What is the impact of the far-reaching societal and governmental changes that we have experienced over the last 12 months on business valuations?  So much has changed that it is incumbent on every business leader to reflect on the impact of those changes for their organisation and to identify where the risks and opportunities lie.  Not only has there been a reinvigorated focus on public health, on online learning, on the world of work and the impact on the office, on social care provision, on how we consume music and art and entertainment; but we know that travel will be changed, the retail and casual dining sector has transformed and that last mile logistics has become critical. At the same time, movements like “Black Lives Matter” and #metoo have changed perceptions and priorities. Environmental drivers and social impact have become investor and acquirer considerations.
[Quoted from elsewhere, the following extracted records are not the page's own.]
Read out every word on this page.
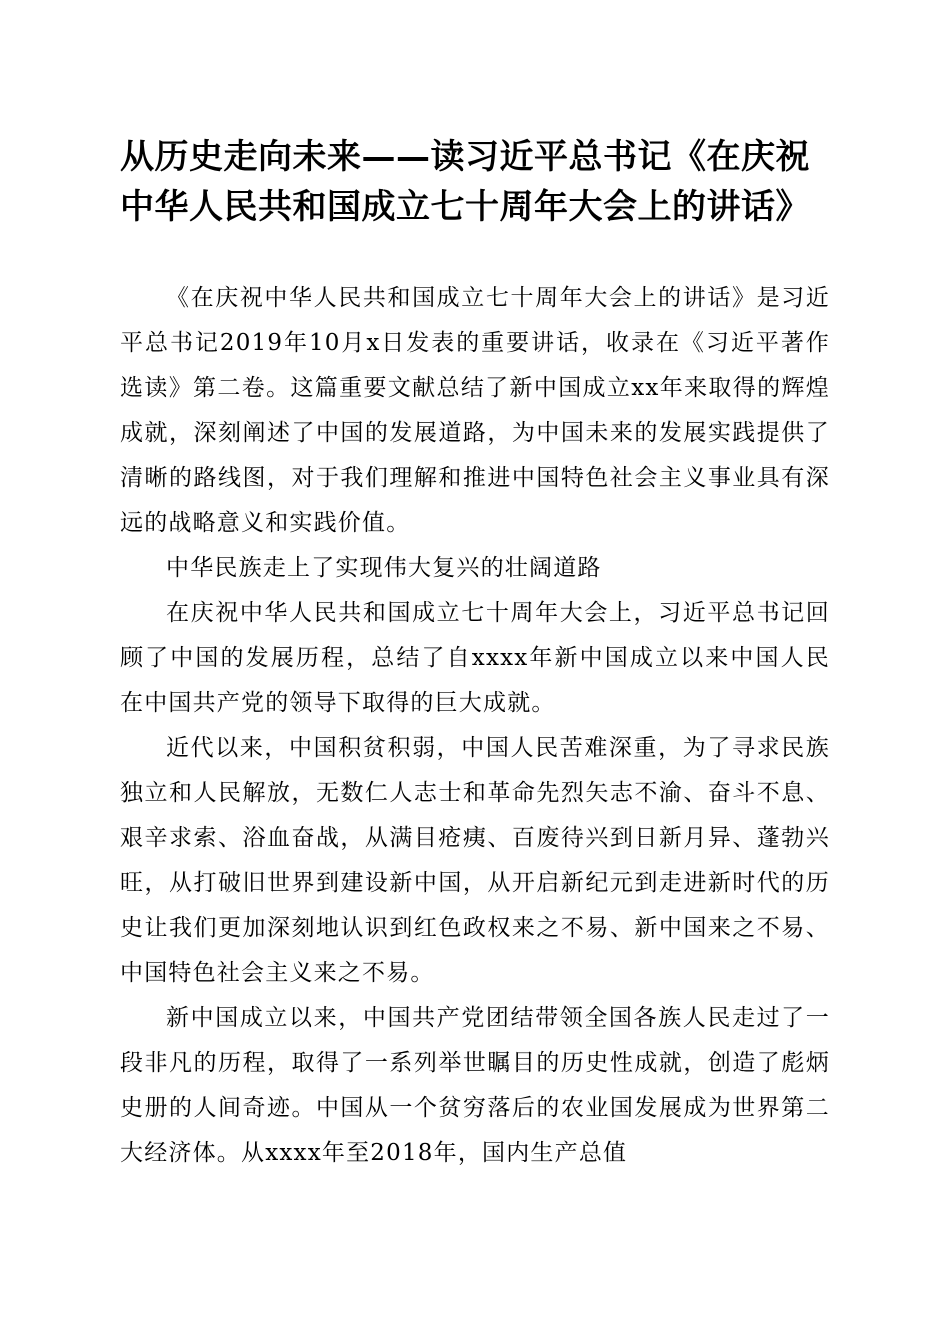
从历史走向未来——读习近平总书记《在庆祝
中华人民共和国成立七十周年大会上的讲话》

《在庆祝中华人民共和国成立七十周年大会上的讲话》是习近平总书记2019年10月x日发表的重要讲话，收录在《习近平著作选读》第二卷。这篇重要文献总结了新中国成立xx年来取得的辉煌成就，深刻阐述了中国的发展道路，为中国未来的发展实践提供了清晰的路线图，对于我们理解和推进中国特色社会主义事业具有深远的战略意义和实践价值。

中华民族走上了实现伟大复兴的壮阔道路

在庆祝中华人民共和国成立七十周年大会上，习近平总书记回顾了中国的发展历程，总结了自xxxx年新中国成立以来中国人民在中国共产党的领导下取得的巨大成就。

近代以来，中国积贫积弱，中国人民苦难深重，为了寻求民族独立和人民解放，无数仁人志士和革命先烈矢志不渝、奋斗不息、艰辛求索、浴血奋战，从满目疮痍、百废待兴到日新月异、蓬勃兴旺，从打破旧世界到建设新中国，从开启新纪元到走进新时代的历史让我们更加深刻地认识到红色政权来之不易、新中国来之不易、中国特色社会主义来之不易。

新中国成立以来，中国共产党团结带领全国各族人民走过了一段非凡的历程，取得了一系列举世瞩目的历史性成就，创造了彪炳史册的人间奇迹。中国从一个贫穷落后的农业国发展成为世界第二大经济体。从xxxx年至2018年，国内生产总值
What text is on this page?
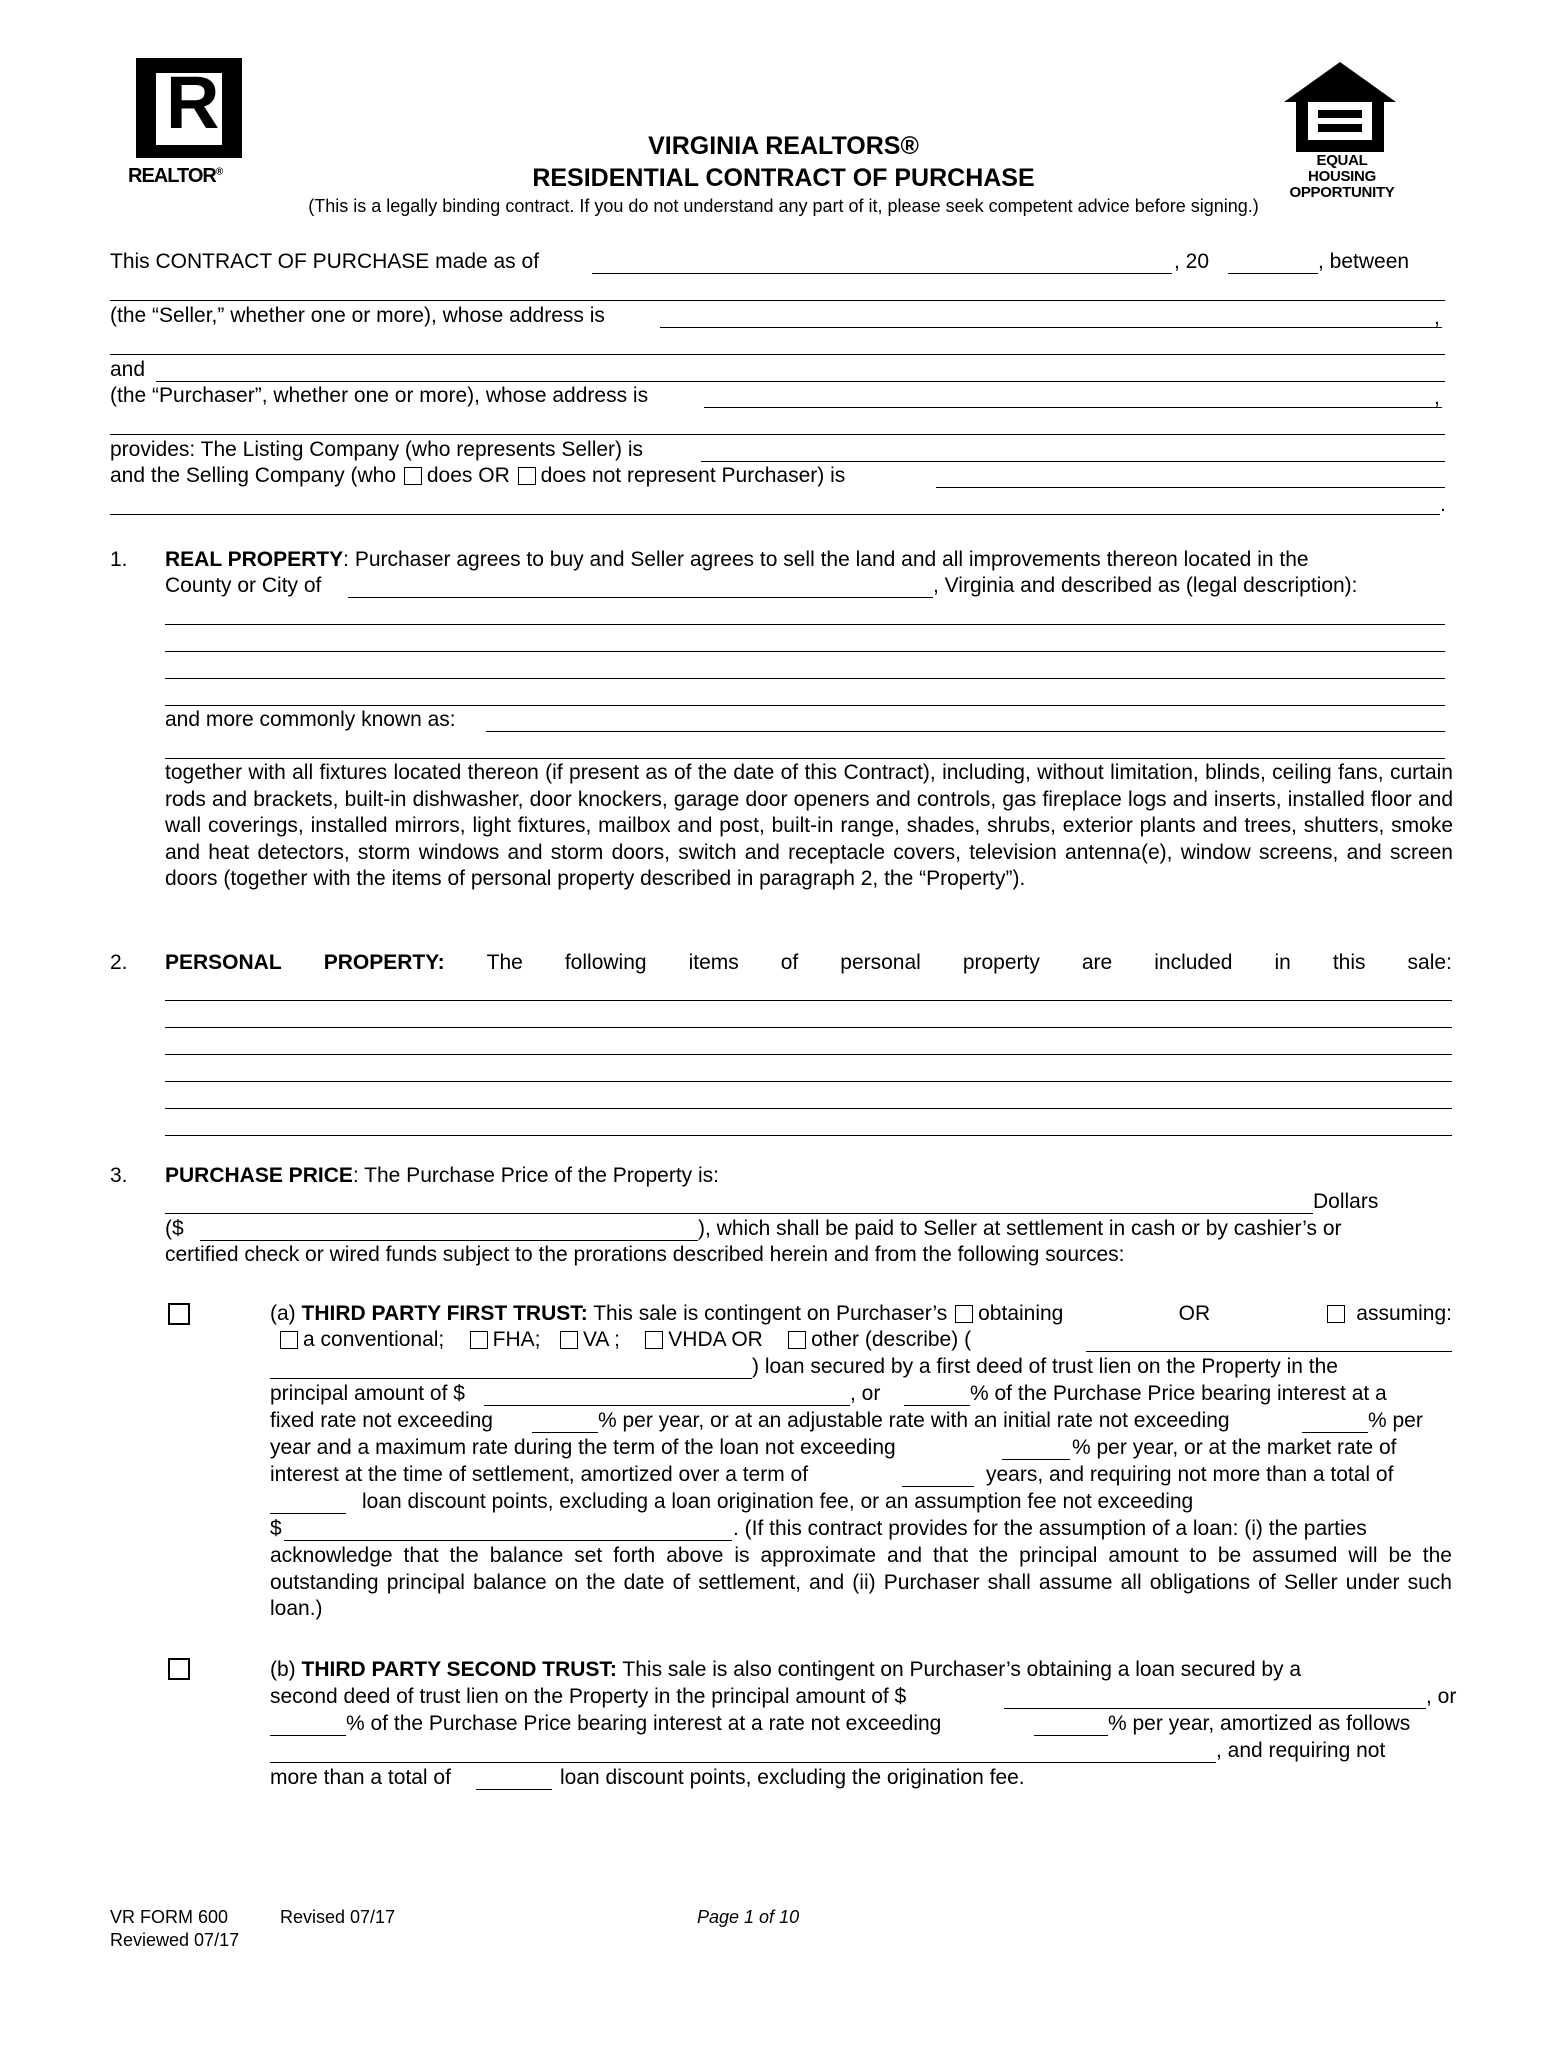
R
REALTOR®
EQUAL HOUSING
OPPORTUNITY
VIRGINIA REALTORS®
RESIDENTIAL CONTRACT OF PURCHASE
(This is a legally binding contract. If you do not understand any part of it, please seek competent advice before signing.)
This CONTRACT OF PURCHASE made as of	, 20	, between
(the “Seller,” whether one or more), whose address is	,
and
(the “Purchaser”, whether one or more), whose address is	,
provides: The Listing Company (who represents Seller) is
and the Selling Company (who does OR does not represent Purchaser) is
.
1. REAL PROPERTY: Purchaser agrees to buy and Seller agrees to sell the land and all improvements thereon located in the
County or City of	, Virginia and described as (legal description):
and more commonly known as:

together with all fixtures located thereon (if present as of the date of this Contract), including, without limitation, blinds, ceiling fans, curtain rods and brackets, built-in dishwasher, door knockers, garage door openers and controls, gas fireplace logs and inserts, installed floor and wall coverings, installed mirrors, light fixtures, mailbox and post, built-in range, shades, shrubs, exterior plants and trees, shutters, smoke and heat detectors, storm windows and storm doors, switch and receptacle covers, television antenna(e), window screens, and screen doors (together with the items of personal property described in paragraph 2, the “Property”).

2. PERSONAL PROPERTY: The following items of personal property are included in this sale:
3. PURCHASE PRICE: The Purchase Price of the Property is:
Dollars
($	), which shall be paid to Seller at settlement in cash or by cashier’s or
certified check or wired funds subject to the prorations described herein and from the following sources:
(a) THIRD PARTY FIRST TRUST: This sale is contingent on Purchaser’s obtaining	OR	assuming:
a conventional; FHA; VA ; VHDA OR other (describe) (
) loan secured by a first deed of trust lien on the Property in the
principal amount of $	, or	% of the Purchase Price bearing interest at a
fixed rate not exceeding	% per year, or at an adjustable rate with an initial rate not exceeding	% per
year and a maximum rate during the term of the loan not exceeding	% per year, or at the market rate of
interest at the time of settlement, amortized over a term of	years, and requiring not more than a total of
loan discount points, excluding a loan origination fee, or an assumption fee not exceeding
$	. (If this contract provides for the assumption of a loan: (i) the parties

acknowledge that the balance set forth above is approximate and that the principal amount to be assumed will be the outstanding principal balance on the date of settlement, and (ii) Purchaser shall assume all obligations of Seller under such loan.)

(b) THIRD PARTY SECOND TRUST: This sale is also contingent on Purchaser’s obtaining a loan secured by a
second deed of trust lien on the Property in the principal amount of $	, or
% of the Purchase Price bearing interest at a rate not exceeding	% per year, amortized as follows
, and requiring not
more than a total of	loan discount points, excluding the origination fee.
VR FORM 600	Revised 07/17
Reviewed 07/17
Page 1 of 10
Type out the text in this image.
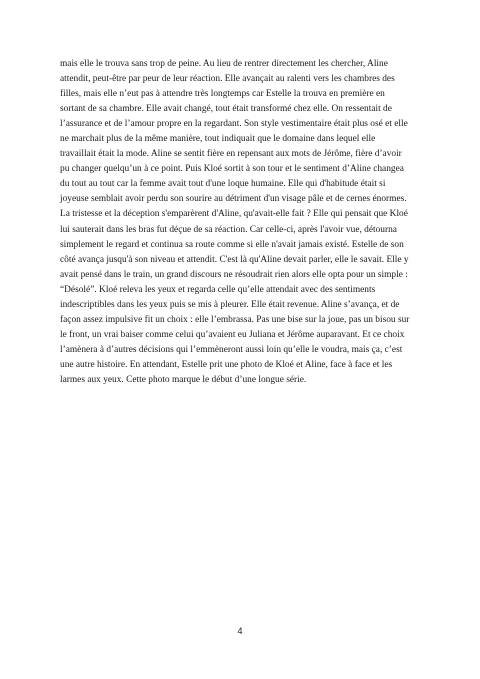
mais elle le trouva sans trop de peine. Au lieu de rentrer directement les chercher, Aline
attendit, peut-être par peur de leur réaction. Elle avançait au ralenti vers les chambres des
filles, mais elle n’eut pas à attendre très longtemps car Estelle la trouva en première en
sortant de sa chambre. Elle avait changé, tout était transformé chez elle. On ressentait de
l’assurance et de l’amour propre en la regardant. Son style vestimentaire était plus osé et elle
ne marchait plus de la même manière, tout indiquait que le domaine dans lequel elle
travaillait était la mode. Aline se sentit fière en repensant aux mots de Jérôme, fière d’avoir
pu changer quelqu’un à ce point. Puis Kloé sortit à son tour et le sentiment d’Aline changea
du tout au tout car la femme avait tout d'une loque humaine. Elle qui d'habitude était si
joyeuse semblait avoir perdu son sourire au détriment d'un visage pâle et de cernes énormes.
La tristesse et la déception s'emparèrent d'Aline, qu'avait-elle fait ? Elle qui pensait que Kloé
lui sauterait dans les bras fut déçue de sa réaction. Car celle-ci, après l'avoir vue, détourna
simplement le regard et continua sa route comme si elle n'avait jamais existé. Estelle de son
côté avança jusqu'à son niveau et attendit. C'est là qu'Aline devait parler, elle le savait. Elle y
avait pensé dans le train, un grand discours ne résoudrait rien alors elle opta pour un simple :
“Désolé”. Kloé releva les yeux et regarda celle qu’elle attendait avec des sentiments
indescriptibles dans les yeux puis se mis à pleurer. Elle était revenue. Aline s’avança, et de
façon assez impulsive fit un choix : elle l’embrassa. Pas une bise sur la joue, pas un bisou sur
le front, un vrai baiser comme celui qu’avaient eu Juliana et Jérôme auparavant. Et ce choix
l’amènera à d’autres décisions qui l’emmèneront aussi loin qu’elle le voudra, mais ça, c’est
une autre histoire. En attendant, Estelle prit une photo de Kloé et Aline, face à face et les
larmes aux yeux. Cette photo marque le début d’une longue série.
4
All of these things have changed, perhaps subtly, the interpretation and calculation of business value and businesses that intend to transact now or in the future cannot afford to ignore them, as John Donne almost said, “No business is an island”……

The impact of COVID-19 Government support on the “debt free/cash free” equation, the impact of stretched and decelerated supply chains and reduced freight capacity on working capital cycles and completion mechanisms and the importance of setting and meeting realistic budgets are fundamental areas of consideration.

This is a subject that will continue to evolve as investors and acquirers continue to place their bets in a post Covid-19 environment. At the beginning of the webinar Wendy quoted Babe Ruth; “Yesterday’s home runs don’t win today’s games”.

The world has changed, business value drivers are evolving, business leaders and their advisers need to reflect and respond.